O Vale do São Francisco, que se estende por parte do território de Pernambuco e da Bahia, é hoje responsável por 25% de toda a produção de uva do Brasil. A região consolidou nas últimas décadas uma identidade própria na vitivinicultura nacional, com produção em clima semiárido e colheitas que podem ocorrer duas vezes ao ano, considerada uma singularidade que atrai investimentos e impulsiona o enoturismo.

Daniel alerta que no Nordeste, o acordo UE Mercosul terá seus benefícios, mas impõe mais desafios. Atualmente, a região possui também uma cadeia de enoturismo na Bahia, na região da Chapa Diamantina, que reúne cinco vinícolas, além de vinhos que são produzidos por produtores locais no Sertão da Paraíba e em Sergipe, por exemplo.

Ampliando o olhar para o setor de vinhos brasileiros, há pelo menos quatro regiões formadas no país que produzem vinho. “Hoje são mais de 25 mil famílias em 17 estados que produzem uva e envazam vinhos e espumantes. Fora que existe uma cadeia de mais de 50 setores da economia que são diretamente impactados pelo vinho, desde o turismo, agronegócio, serviços”, avaliou o membro da Uvibra.

No Vale do São Francisco, esse ecossistema tem potencial ainda em expansão, com a agricultura familiar e o enoturismo como vetores de desenvolvimento regional. O Vale do São Francisco também tem potencial exportador de uva in natura, segmento que poderia ser beneficiado pelo acordo. No entanto, Panizzi chama atenção para uma lacuna relevante nas negociações: o Brasil é líder mundial na produção de suco de uva, mas o produtoficou fora do texto final, uma oportunidade de exportação desperdiçada, segundo avaliação do presidente da Uvibra.

“O vinho brasileiro precisa hoje de um olhar mais detalhado“, defende, informando que a Uvibra segue em articulação com parlamentares para apresentar as demandas do setor e buscar condições mais equilibradas de competição.

Uva Vale do São Francisco
Vale do São Francisco responde atualmente por 25% da produção de uva do Brasil e tem se consolidado como polo produtor de vinhos. Foto: Divulgação

Acordo prevê ganhos no PIB brasileiro

Se para o setor vitivinícola o acordo impõe mais cautela do que otimismo, as projeções macroeconômicas apontam em outra direção.

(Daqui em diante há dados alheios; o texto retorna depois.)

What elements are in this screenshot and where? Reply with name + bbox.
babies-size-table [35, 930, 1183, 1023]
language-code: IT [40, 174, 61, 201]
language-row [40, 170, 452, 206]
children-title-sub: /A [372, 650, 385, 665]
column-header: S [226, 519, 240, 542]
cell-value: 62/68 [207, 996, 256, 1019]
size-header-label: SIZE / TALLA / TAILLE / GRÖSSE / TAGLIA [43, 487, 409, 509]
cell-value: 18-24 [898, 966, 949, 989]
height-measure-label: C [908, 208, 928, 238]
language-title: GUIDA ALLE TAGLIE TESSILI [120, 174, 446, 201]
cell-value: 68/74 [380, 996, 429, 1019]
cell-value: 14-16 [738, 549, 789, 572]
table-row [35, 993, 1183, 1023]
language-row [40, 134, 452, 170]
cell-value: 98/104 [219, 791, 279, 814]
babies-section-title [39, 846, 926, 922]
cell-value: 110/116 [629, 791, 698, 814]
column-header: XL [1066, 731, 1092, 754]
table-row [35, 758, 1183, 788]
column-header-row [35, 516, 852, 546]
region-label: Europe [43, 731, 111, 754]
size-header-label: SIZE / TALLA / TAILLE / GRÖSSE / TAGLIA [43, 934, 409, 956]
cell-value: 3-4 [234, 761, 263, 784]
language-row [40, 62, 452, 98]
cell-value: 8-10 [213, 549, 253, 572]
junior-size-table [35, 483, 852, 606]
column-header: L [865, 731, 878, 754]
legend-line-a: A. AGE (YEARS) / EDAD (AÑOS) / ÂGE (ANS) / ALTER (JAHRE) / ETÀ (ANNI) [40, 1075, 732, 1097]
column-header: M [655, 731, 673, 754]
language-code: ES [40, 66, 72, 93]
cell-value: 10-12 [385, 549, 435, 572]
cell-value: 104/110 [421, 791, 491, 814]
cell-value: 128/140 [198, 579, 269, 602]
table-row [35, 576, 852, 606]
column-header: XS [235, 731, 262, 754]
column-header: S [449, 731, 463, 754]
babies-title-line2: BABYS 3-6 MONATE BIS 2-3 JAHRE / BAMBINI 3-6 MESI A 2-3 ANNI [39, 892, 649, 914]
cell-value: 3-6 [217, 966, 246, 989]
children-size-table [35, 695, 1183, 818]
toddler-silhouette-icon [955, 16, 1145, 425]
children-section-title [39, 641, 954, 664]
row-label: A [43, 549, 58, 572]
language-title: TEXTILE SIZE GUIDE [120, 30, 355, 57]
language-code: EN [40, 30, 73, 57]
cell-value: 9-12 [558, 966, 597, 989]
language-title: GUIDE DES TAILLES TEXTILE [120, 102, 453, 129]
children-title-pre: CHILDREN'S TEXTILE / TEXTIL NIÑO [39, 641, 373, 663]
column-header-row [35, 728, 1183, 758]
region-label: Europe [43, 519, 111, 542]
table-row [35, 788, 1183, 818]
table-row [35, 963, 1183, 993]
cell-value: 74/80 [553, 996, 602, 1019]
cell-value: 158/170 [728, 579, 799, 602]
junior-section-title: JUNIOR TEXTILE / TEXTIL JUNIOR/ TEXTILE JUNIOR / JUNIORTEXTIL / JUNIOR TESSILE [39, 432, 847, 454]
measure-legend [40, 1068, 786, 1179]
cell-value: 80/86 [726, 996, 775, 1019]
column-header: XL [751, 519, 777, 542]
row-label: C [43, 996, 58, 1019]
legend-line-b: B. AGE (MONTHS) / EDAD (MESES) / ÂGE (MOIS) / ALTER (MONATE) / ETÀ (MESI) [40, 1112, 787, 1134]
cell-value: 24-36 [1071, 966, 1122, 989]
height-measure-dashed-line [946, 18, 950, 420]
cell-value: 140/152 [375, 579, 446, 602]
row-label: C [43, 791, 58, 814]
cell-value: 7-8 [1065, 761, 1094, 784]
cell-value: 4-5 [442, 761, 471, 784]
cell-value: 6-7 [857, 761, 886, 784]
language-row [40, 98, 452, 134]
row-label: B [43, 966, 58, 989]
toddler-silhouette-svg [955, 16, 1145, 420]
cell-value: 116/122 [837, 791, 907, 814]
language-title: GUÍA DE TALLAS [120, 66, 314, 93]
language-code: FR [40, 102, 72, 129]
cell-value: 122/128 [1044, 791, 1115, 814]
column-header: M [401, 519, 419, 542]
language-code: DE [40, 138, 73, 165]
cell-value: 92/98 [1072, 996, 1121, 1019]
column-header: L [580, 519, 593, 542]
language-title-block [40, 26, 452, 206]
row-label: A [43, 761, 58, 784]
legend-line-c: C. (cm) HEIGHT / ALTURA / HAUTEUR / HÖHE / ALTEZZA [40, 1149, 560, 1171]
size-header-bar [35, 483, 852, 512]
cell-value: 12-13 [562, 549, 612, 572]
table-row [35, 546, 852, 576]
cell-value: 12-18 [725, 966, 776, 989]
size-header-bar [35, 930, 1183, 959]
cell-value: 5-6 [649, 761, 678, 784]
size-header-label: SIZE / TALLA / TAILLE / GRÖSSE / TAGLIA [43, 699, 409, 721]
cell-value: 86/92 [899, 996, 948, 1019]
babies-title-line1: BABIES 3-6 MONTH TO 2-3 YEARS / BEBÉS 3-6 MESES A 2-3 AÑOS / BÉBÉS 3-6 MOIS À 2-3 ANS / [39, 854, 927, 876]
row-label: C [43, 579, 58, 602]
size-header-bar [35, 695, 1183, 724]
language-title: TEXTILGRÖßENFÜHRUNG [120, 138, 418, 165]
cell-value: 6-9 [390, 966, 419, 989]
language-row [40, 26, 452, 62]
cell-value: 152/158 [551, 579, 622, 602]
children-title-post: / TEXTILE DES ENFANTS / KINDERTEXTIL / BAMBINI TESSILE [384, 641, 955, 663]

Do ponto de vista econômico, projeções do Ipea estimam crescimento de 0,46% no PIB brasileiro até 2040, com ganhos acumulados nas exportações para a União Europeia de até US$ 11,6 bilhões.

Os setores mais beneficiados devem ser o agronegócio, com alta estimada de 6,7% nas exportações, e a indústria de transformação, com crescimento de 26,6%. Apesar do avanço, o acordo ainda enfrenta resistências políticas dentro do bloco europeu, principalmente na França, Polônia, Itália, Países Baixos e Áustria, que manifestam reservas, principalmente em relação ao impacto sobre o setor agropecuário europeu.